Pharmaceutical giant Pfizer is mulling the sale or spin-off of its consumer health business, a division that includes brands such as Advil, Robitussin and ChapStick.
The company is looking to “maximise value” for shareholders through a possible deal, Pfizer chief executive Ian Read said.
Pfizer’s consumer health business had revenues of $3.4bn (£2.6bn) in 2016.
That accounted for about 6% of the firm’s total revenue.
Mr Read said the unit’s operations were “distinct enough from our core business that there is potential for its value to be more fully realised outside the company”.
Options include a partial sale or retaining the division. A final decision is expected in 2018.

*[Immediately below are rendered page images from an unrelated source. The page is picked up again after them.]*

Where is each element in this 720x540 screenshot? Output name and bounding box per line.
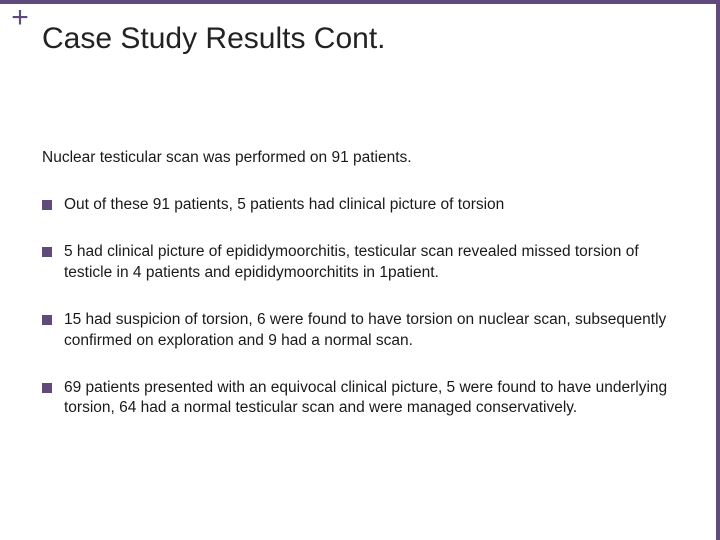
top-border xyxy=(0,0,720,4)
slide: + Case Study Results Cont. Nuclear testi… xyxy=(0,0,720,540)
right-border xyxy=(716,0,720,540)
bullet-text: 15 had suspicion of torsion, 6 were foun… xyxy=(64,310,672,352)
list-item: Out of these 91 patients, 5 patients had… xyxy=(42,195,672,216)
plus-icon: + xyxy=(6,6,34,34)
list-item: 69 patients presented with an equivocal … xyxy=(42,378,672,420)
intro-text: Nuclear testicular scan was performed on… xyxy=(42,148,672,169)
bullet-text: 69 patients presented with an equivocal … xyxy=(64,378,672,420)
square-bullet-icon xyxy=(42,247,52,257)
bullet-text: 5 had clinical picture of epididymoorchi… xyxy=(64,242,672,284)
square-bullet-icon xyxy=(42,200,52,210)
list-item: 15 had suspicion of torsion, 6 were foun… xyxy=(42,310,672,352)
square-bullet-icon xyxy=(42,383,52,393)
slide-title: Case Study Results Cont. xyxy=(42,22,386,56)
list-item: 5 had clinical picture of epididymoorchi… xyxy=(42,242,672,284)
slide-body: Nuclear testicular scan was performed on… xyxy=(42,148,672,445)
bullet-text: Out of these 91 patients, 5 patients had… xyxy=(64,195,672,216)
square-bullet-icon xyxy=(42,315,52,325)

In August, an analyst who follows the firm asked Mr Read if he would consider a sale of the consumer business.
He said all divisions of the company were subject to periodic review and a decision could depend on whether the US moved forward with tax reform.
US President Donald Trump is pushing for changes to the US tax code, including lowering the corporate rate from 35% to 20% and changing how overseas profits are taxed.
Analysts say the pharmaceutical industry is one of the sectors that could be most affected by the changes.
In August, Mr Read told analysts it was “prudent” to wait to see how the tax changes are implemented before deciding what to do.
Pfizer revenues are down about 2% so far this year.